In 2011, Cash was inducted into the Gospel Music Hall of Fame, posthumously.
Death and Legacy
While hospitalized at Baptist Hospital in Nashville, Johnny Cash died of complications from diabetes around 2:00 am CT on September 12, 2003, aged 71 less than four months after his wife. His health may have worsened due to a broken heart over June’s death. Cash was buried next to his wife in Hendersonville Memory Gardens near his home in Hendersonville, Tennessee.
His image as a popular alternative country icon influenced a number of artists even after his death including Chris Isaak, Bob Dylan, Wyclef Jean, Willie Nelson, and Dom DeLuise. There is a street in Hendersonville, Tennessee, named after him. The Johnny Cash Museum is also located in the same place.
One of Cash’s final collaborations with producer Rick Rubin, American V: A Hundred Highways, was released posthumously on July 4, 2006. The album debuted at number one on the Billboard Top 200 album chart for the week ending July 22, 2006. On February 23, 2010, three days before what would have been Cash’s 78th birthday, the Cash Family, Rick Rubin, and Lost Highway Records released his second posthumous record, titled American VI: Ain’t No Grave.
In 1973, Cash released ‘The Gospel Road’ under Columbia Records. The album was ranked one of the best 12 Country albums of the year and went on to spawn a film of the same name which Cash provided the narration to and the soundtrack. ‘American Recordings’ released in 1994, is believed to be one of his greatest albums till date. It is included in the list of the ‘500 greatest albums of all time’ by Rolling Stone magazine. The album was hailed by critics as one of his best works since the 60s. It also went on to win a Grammy Award for ‘Best Contemporary Folk Album’ at the Grammy Awards ceremony the same year.

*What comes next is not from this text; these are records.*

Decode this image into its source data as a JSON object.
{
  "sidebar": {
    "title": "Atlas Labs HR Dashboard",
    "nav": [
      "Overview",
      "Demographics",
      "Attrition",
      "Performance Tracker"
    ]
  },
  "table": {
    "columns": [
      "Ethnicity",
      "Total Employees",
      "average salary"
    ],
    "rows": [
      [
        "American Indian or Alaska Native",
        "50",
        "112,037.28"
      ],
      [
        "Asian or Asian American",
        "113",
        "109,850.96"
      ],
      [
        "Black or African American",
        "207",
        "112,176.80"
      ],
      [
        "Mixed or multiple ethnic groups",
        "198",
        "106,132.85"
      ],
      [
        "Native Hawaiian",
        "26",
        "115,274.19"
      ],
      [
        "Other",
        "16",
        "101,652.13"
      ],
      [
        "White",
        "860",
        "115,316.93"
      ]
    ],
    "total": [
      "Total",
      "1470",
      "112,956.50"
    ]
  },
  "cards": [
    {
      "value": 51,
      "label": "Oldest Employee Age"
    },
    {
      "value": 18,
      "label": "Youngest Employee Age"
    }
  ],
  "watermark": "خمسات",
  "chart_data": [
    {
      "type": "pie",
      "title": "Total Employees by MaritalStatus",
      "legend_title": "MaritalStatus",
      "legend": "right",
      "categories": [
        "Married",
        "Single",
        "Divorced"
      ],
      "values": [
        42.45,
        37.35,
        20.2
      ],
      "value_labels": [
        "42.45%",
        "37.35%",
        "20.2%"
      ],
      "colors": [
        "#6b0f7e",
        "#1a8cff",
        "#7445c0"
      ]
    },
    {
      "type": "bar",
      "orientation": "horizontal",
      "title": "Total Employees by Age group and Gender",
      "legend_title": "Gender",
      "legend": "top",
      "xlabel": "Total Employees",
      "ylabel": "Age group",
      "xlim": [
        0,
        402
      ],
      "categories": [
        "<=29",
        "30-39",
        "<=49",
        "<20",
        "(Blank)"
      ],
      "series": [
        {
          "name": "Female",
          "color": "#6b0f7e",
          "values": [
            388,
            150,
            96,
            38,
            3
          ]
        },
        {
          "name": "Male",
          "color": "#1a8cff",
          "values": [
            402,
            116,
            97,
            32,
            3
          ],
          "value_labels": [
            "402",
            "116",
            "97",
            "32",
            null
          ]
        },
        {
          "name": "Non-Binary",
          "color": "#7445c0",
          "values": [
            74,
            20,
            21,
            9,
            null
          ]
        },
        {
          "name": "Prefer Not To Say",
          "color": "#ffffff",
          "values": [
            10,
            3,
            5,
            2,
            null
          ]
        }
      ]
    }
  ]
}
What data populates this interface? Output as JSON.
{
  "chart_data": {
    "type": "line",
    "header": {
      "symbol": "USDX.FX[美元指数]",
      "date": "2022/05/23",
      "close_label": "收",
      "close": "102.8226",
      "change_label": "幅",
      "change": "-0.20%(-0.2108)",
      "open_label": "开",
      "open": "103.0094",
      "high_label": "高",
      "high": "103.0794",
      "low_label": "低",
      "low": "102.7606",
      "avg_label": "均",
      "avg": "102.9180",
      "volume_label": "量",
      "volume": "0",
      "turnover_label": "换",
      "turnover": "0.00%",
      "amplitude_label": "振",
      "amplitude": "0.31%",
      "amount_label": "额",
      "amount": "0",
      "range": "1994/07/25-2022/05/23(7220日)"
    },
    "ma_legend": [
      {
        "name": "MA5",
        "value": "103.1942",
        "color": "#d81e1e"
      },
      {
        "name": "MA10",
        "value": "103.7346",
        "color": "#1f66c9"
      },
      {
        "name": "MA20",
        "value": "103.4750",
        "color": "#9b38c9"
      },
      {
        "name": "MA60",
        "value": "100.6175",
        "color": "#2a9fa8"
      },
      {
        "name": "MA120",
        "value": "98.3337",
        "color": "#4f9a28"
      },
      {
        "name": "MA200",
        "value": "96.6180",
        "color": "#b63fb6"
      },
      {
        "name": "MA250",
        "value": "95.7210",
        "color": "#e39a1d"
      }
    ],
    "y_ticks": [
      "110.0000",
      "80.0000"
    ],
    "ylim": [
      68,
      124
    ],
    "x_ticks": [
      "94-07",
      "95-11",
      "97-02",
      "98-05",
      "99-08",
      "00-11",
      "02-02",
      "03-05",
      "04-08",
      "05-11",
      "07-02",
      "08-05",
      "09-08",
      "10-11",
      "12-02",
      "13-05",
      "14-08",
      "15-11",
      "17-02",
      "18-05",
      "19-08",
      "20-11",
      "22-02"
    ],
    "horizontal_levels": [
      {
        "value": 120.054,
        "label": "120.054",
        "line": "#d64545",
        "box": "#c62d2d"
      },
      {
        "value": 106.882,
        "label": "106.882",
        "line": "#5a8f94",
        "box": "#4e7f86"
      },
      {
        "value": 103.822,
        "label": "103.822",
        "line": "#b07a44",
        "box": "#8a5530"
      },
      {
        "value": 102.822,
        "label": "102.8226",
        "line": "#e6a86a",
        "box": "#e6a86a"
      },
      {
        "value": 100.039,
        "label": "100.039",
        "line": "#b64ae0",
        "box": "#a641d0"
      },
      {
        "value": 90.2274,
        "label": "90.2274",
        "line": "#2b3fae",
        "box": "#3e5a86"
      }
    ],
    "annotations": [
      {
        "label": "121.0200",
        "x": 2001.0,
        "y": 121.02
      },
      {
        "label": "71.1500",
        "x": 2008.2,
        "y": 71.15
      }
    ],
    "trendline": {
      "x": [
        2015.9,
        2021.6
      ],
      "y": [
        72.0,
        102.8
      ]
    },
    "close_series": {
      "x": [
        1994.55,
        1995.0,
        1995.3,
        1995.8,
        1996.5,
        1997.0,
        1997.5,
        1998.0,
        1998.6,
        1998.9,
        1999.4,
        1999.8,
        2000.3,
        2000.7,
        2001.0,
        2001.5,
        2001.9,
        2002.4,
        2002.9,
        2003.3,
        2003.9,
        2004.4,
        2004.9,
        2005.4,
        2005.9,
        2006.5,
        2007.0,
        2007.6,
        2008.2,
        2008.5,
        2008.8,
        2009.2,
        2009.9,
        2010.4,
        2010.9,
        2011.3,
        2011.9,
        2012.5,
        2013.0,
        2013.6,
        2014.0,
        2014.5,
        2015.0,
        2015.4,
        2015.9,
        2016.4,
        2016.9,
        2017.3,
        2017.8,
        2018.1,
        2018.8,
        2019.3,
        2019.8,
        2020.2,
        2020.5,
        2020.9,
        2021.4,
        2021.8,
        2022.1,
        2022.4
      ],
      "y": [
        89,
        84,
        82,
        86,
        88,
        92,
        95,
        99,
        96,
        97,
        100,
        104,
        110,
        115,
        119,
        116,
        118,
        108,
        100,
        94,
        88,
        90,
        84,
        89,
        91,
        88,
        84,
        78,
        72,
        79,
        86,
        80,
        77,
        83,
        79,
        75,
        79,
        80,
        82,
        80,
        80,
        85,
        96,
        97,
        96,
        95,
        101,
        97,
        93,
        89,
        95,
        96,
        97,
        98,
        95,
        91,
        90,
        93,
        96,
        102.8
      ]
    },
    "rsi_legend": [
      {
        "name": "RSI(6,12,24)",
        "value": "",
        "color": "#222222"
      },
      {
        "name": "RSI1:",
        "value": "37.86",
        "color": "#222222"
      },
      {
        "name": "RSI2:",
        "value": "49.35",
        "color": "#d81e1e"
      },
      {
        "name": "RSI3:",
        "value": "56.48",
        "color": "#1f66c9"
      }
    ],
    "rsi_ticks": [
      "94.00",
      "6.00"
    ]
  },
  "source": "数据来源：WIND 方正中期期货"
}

The Johnny Cash Museum, located in one of Cash’s properties in Hendersonville until 2006, dubbed the House of Cash, was sold based on Cash’s will. Prior to this, having been closed for a number of years, the museum had been featured in Cash’s music video for “Hurt”. The house subsequently burned down during the renovation by the new owner. A new museum, founded by Shannon and Bill Miller, opened April 26, 2013, in downtown Nashville.
In 2015, a new species of black tarantula was identified near Folsom Prison and named Aphonopelma johnnycashi in his honor. In 2016, the Nashville Sounds Minor League Baseball team added the “Country Legends Race” to its between-innings entertainment. At the middle of the fifth inning, people in oversized foam caricature costumes depicting Cash, as well as George Jones, Reba McEntire, and Dolly Parton, race around the warning track at First Tennessee Park from center field to the home plate side of the first base dugout.